Of 75 identified camps across the country – most in remote landscapes like Wyoming – the Heart Mountain Internment Camp is one of the best-preserved. In 2007, it was made a National Historic Landmark; in 2011, the Heart Mountain Wyoming Foundation opened the Heart Mountain Interpretive Center, a museum dedicated to documenting and remembering the people who lived there. At the time of its closure in 1945, Heart Mountain was the third-largest city in the state, with a population of over 10,000 people. On Wednesday, Heart Mountain’s executive director, Aura Newlin, will be at the Riverton Museum to give a free presentation about the interpretive center and the camp itself.

A session of the court at the Heart Mountain Relocation Center, from the records of the War Relocation Authority.
In 1942, amidst growing racial tensions and fears that Japanese Americans could be spies or saboteurs, President Roosevelt signed Executive Order 9066. The language of executive order is vague and complex, essentially stating that the Secretary of War and designated military commanders could forcibly relocate and incarcerate people who were considered a potential threat to national security without trial, and take “such other steps as he or the appropriate Military Commander may deem advisable to enforce compliance.” In practice, this was widely interpreted as a reference to Japanese Americans; more than 125,000 Japanese Americans were forced to leave their homes behind and move to “relocation centers” (alternately referred to as internment camps, internment centers and concentration camps). Families with small children and elderly grandparents traveled long distances to desolate areas, often leaving behind their property – in many cases, this property was taken over by White neighbors in their absence, and was never returned to them. According to a 1942 poll conducted by the American Institute of Public Opinion, only 1% of Americans opposed this forced relocation at the time.
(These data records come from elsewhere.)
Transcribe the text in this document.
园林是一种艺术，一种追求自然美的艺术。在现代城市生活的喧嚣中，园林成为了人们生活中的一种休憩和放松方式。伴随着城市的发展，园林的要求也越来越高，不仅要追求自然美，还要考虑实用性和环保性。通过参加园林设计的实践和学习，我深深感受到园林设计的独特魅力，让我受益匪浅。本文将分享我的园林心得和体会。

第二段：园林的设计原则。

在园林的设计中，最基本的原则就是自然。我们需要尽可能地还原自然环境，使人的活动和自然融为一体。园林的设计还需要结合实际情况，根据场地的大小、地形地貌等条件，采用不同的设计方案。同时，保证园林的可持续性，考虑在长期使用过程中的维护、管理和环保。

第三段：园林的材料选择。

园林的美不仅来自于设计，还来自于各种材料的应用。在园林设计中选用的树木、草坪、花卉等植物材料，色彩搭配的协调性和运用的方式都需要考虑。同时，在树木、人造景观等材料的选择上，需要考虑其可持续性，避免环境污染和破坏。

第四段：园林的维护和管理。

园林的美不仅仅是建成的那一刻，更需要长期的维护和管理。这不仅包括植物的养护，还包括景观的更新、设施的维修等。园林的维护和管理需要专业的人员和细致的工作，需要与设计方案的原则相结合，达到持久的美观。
All kinds of people were interned at Heart Mountain – from war heroes and movie stars like Lane Nakano to Heart Mountain’s Fair Play Committee, a group of people who resisted the draft on the grounds that Japanese Americans shouldn’t have to fight for the same government restricting their civil liberties; from ordinary citizens to legislators like Norman Mineta. The Heart Mountain Interpretive Center offers glimpses of what life was like in the camp for these people, and also documents some of the histories of their later lives – such as Mineta’s lifelong friendship with Al Simpson, a Cody native who met and made friends with Mineta when Simpson’s Boy Scout troop went to visit the internment camp’s Boy Scout troop.
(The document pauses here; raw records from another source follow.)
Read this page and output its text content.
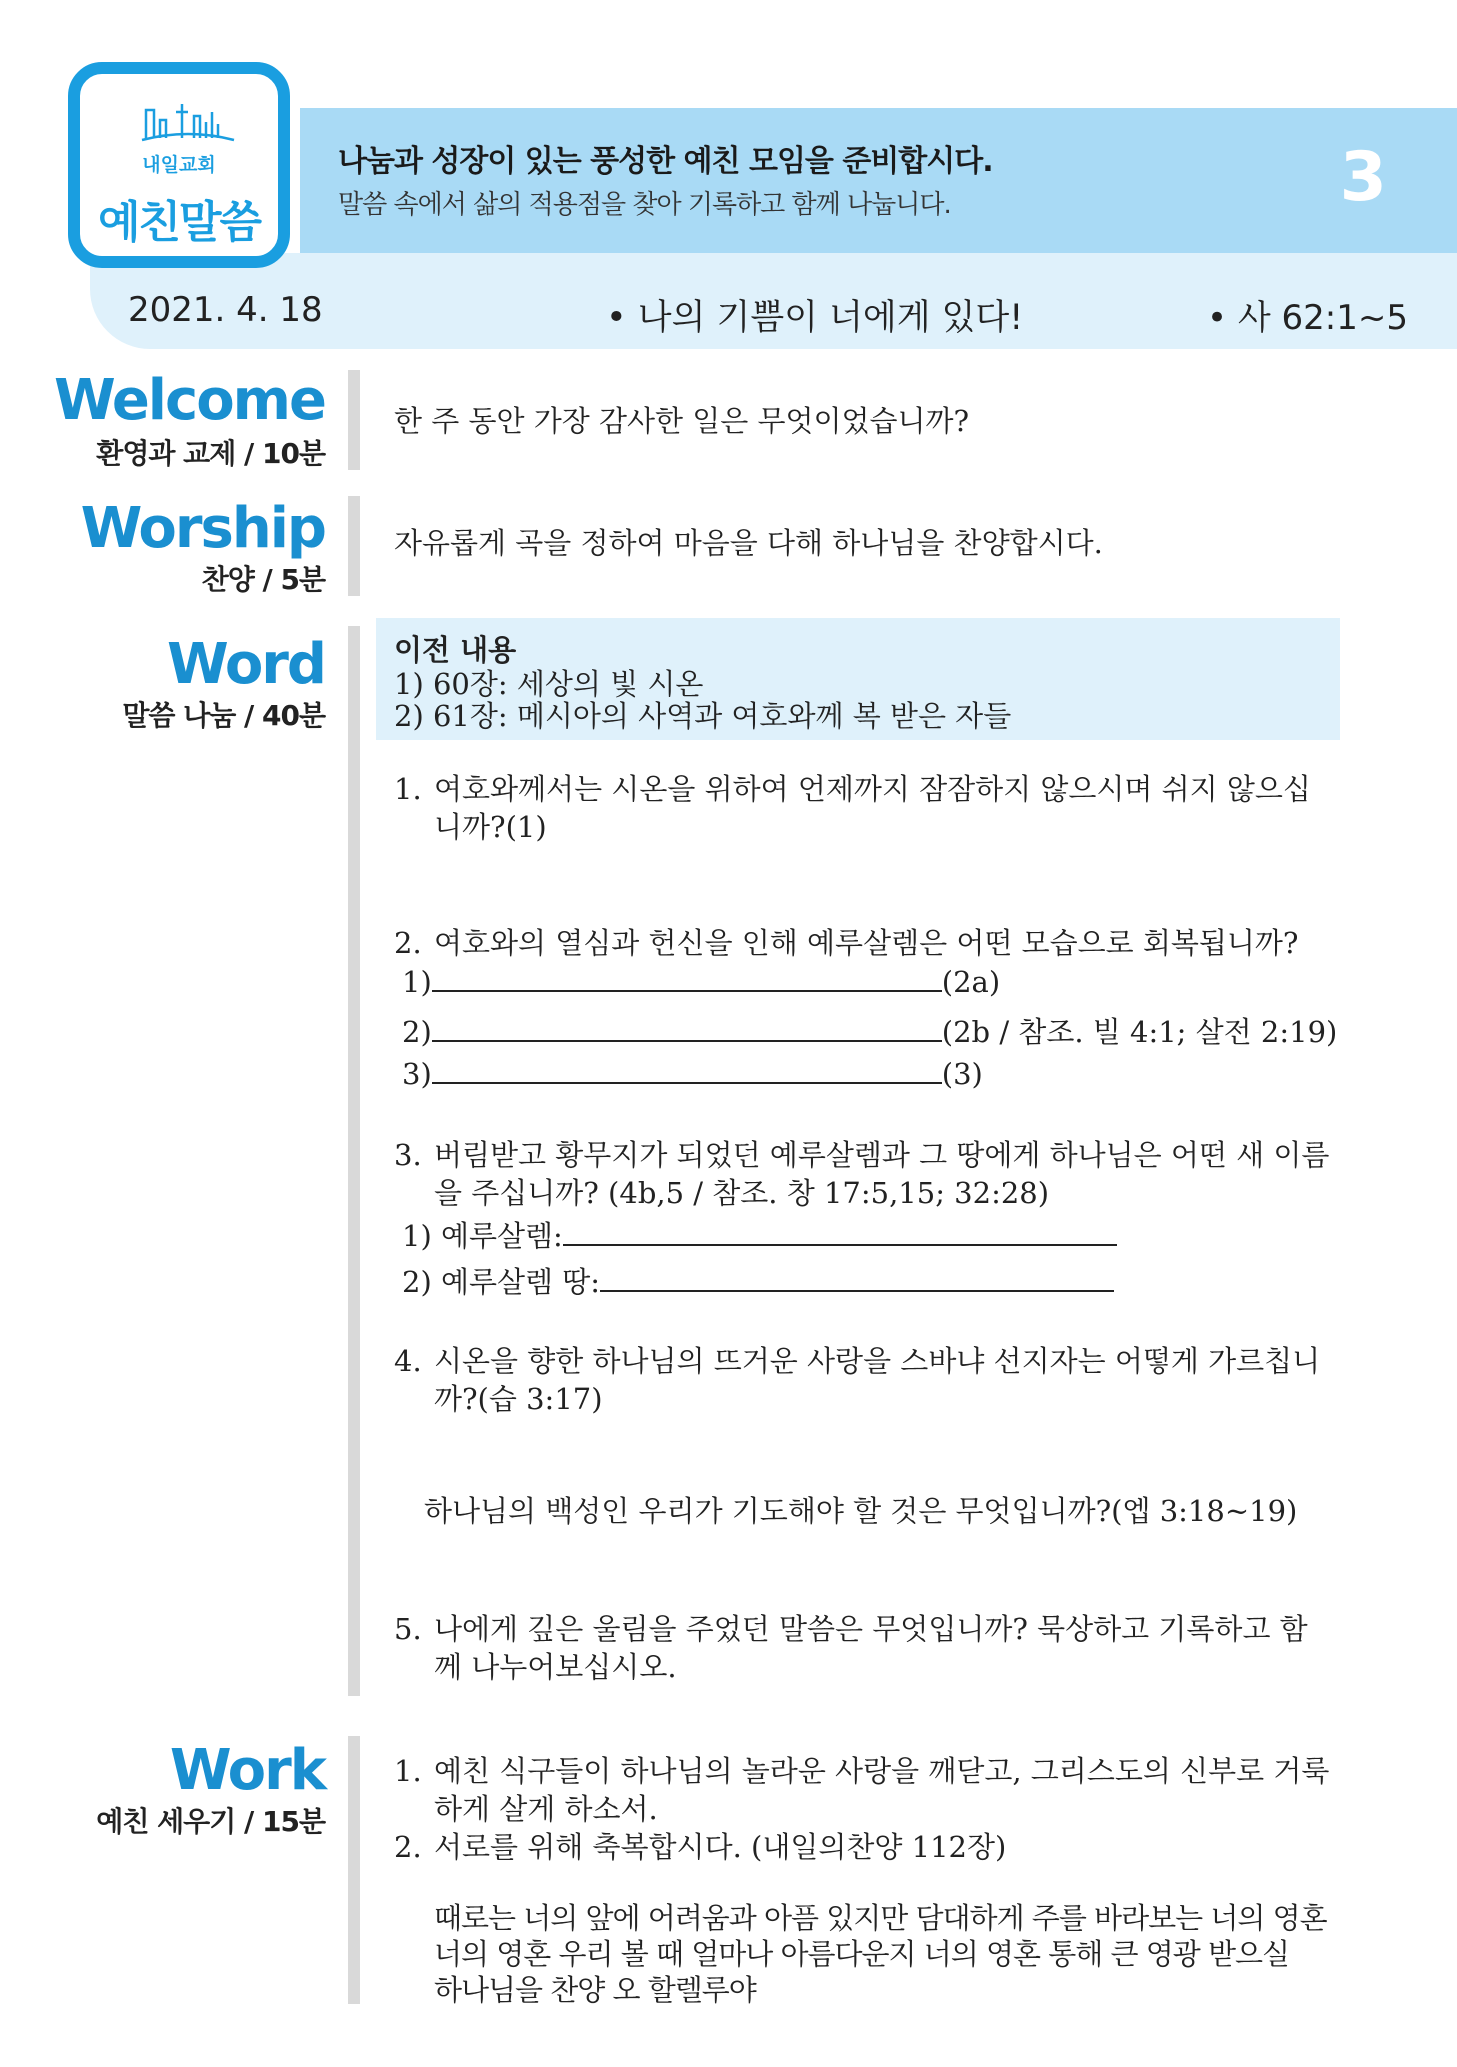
내일교회
예친말씀
나눔과 성장이 있는 풍성한 예친 모임을 준비합시다.
말씀 속에서 삶의 적용점을 찾아 기록하고 함께 나눕니다.	3
2021. 4. 18	• 나의 기쁨이 너에게 있다!	• 사 62:1~5
Welcome
환영과 교제 / 10분
한 주 동안 가장 감사한 일은 무엇이었습니까?
Worship
찬양 / 5분
자유롭게 곡을 정하여 마음을 다해 하나님을 찬양합시다.
Word
말씀 나눔 / 40분
이전 내용
1) 60장: 세상의 빛 시온
2) 61장: 메시아의 사역과 여호와께 복 받은 자들
1. 여호와께서는 시온을 위하여 언제까지 잠잠하지 않으시며 쉬지 않으십니까?(1)
2. 여호와의 열심과 헌신을 인해 예루살렘은 어떤 모습으로 회복됩니까?
1)	(2a)
2)	(2b / 참조. 빌 4:1; 살전 2:19)
3)	(3)
3. 버림받고 황무지가 되었던 예루살렘과 그 땅에게 하나님은 어떤 새 이름을 주십니까? (4b,5 / 참조. 창 17:5,15; 32:28)
1) 예루살렘:
2) 예루살렘 땅:
4. 시온을 향한 하나님의 뜨거운 사랑을 스바냐 선지자는 어떻게 가르칩니까?(습 3:17)
하나님의 백성인 우리가 기도해야 할 것은 무엇입니까?(엡 3:18~19)
5. 나에게 깊은 울림을 주었던 말씀은 무엇입니까? 묵상하고 기록하고 함께 나누어보십시오.
Work
예친 세우기 / 15분
1. 예친 식구들이 하나님의 놀라운 사랑을 깨닫고, 그리스도의 신부로 거룩하게 살게 하소서.
2. 서로를 위해 축복합시다. (내일의찬양 112장)
때로는 너의 앞에 어려움과 아픔 있지만 담대하게 주를 바라보는 너의 영혼
너의 영혼 우리 볼 때 얼마나 아름다운지 너의 영혼 통해 큰 영광 받으실
하나님을 찬양 오 할렐루야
Newlin, a Riverton native and a descendant of people who were incarcerated at Heart Mountain, was named executive director of the Heart Mountain Wyoming Foundation this past spring. However, she was involved with the foundation long before becoming executive director, serving as board secretary and then interim director before moving into this new position. Previously, she worked as a professor of anthropology at Northwest College in Powell.
Now, she will be returning to Riverton to share her knowledge and insights about this chapter of American history with her hometown – including her parents, who still live in Fremont County. Newlin’s talk will begin at 6 p.m. at the Riverton Museum; this event is free and open to the public.